University of Pennsylvania, 2022. - 713 p.
This is a book about discrete mathematics that also discusses
mathematical reasoning and logic. Since the publication of the
first edition of this book a few years ago, we came to realize that for a
significant number of readers, it is their first exposure to the rules of mathematical reasoning and to logic.
As a consequence, the version of
Chapter 1 from the first edition may be a
bit too abstract and too formal for those readers, and they may find this discouraging. To remedy this problem,
we have written a new version of the first edition of Chapter 1. This new chapter
is more elementary, more intuitive, and less formal. It also contains less material, but as in the first edition, it is still possible to
skip Chapter 1
without causing any problem or gap, because the other chapters of this book do not depend on the material of Chapter 1.
In this second edition, we tried to make the exposition
simpler and clearer. We added some figures, some examples, clarified certain definitions, and
simplified some proofs.
A few changes and additions were also made.
In Chapter 2 we added a section (Section 2.12) which describes the
Haar transform on sequences in an elementary fashion as a certain
bijection. We also show how the Haar transform can be used to compress
audio signals (see Section 2.13). This is a
spectacular and concrete illustration of the abstract notion of a bijection.
We created a
separate chapter (Chapter 3) dealing with the set-theoretical notions of equinumerosity, finite, countable, and infinite sets. In this new chapter
we discuss the pigeonhole principle more extensively. In particular, we discuss the
Frobenius coin problem (and its special case, the McNuggets number problem). we also created a new section on finite and infinite sets (Section 3.3).

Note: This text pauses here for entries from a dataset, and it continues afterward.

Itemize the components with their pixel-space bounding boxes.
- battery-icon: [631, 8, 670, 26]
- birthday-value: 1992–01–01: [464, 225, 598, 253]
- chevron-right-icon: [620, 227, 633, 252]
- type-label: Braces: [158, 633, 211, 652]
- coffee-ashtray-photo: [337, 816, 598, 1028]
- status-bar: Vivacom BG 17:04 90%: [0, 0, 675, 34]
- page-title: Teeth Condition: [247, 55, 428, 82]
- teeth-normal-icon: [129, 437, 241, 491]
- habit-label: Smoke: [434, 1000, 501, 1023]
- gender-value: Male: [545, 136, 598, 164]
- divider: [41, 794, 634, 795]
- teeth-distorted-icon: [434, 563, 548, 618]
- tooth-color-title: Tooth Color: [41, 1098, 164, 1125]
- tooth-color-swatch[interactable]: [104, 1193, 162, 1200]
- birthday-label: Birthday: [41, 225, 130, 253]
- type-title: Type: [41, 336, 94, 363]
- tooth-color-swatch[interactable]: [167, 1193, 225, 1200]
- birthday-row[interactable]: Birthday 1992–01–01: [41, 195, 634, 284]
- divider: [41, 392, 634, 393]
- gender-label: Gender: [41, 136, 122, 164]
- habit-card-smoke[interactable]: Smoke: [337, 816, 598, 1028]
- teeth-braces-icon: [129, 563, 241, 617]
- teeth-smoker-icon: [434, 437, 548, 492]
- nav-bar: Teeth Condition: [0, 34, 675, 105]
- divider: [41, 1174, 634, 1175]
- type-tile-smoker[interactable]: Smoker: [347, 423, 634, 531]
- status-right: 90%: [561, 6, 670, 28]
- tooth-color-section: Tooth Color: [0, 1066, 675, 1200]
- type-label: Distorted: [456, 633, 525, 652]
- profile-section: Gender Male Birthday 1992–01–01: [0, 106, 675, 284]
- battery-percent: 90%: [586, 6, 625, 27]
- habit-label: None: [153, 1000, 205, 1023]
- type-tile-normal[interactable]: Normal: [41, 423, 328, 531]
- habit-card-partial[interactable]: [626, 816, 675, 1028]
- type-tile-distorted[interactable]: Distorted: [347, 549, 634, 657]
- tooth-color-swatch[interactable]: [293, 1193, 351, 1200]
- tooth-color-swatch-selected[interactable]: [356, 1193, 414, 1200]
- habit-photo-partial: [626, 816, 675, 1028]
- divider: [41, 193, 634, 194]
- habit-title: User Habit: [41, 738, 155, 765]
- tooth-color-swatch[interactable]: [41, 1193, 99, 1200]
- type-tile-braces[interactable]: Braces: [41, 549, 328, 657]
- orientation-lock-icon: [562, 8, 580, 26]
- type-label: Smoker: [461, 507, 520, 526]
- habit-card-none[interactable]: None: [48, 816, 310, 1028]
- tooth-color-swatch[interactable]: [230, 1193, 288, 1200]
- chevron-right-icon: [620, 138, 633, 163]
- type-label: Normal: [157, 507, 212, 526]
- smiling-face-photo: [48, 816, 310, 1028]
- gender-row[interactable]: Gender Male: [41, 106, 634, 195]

Chapter 5 of the first edition has been split into
two chapters: Chapter 5, on partial orders, well-founded orderings, and lattices.
Chapter 7, on Unique Prime Factorization in Z and GCDs, Fibonacci and Lucas Numbers, Public Key Cryptography and RSA.
This way,
the foundational material is contained in Chapter 1 (which can be omitted by readers familiar with basic mathematical reasoning and logic) and Chapters 2–5.
Chapters 6–10 cover
the core of discrete mathematics. In Chapter 6, we
added some problems on the
Stirling numbers of the first and of the second kind. We also added a Section (Section 6.7) on
Mobius inversion. The chapters devoted to
graph theory now appear consecutively. This makes it easier to recall concepts introduced in Chapter 9 when reading Chapter 10.
In
Chapter 10 we discuss more advanced topics requiring some linear algebra:
cocycles, cotrees, flows, and tensions, matchings, coverings, and planar graphs. We also discuss the network flow problem and prove the max-flow min-cut theorem in an original way due to
M. Sakarovitch.
We
added some problems and supplied some
missing proofs here and there. Of course, we corrected a bunch of typos.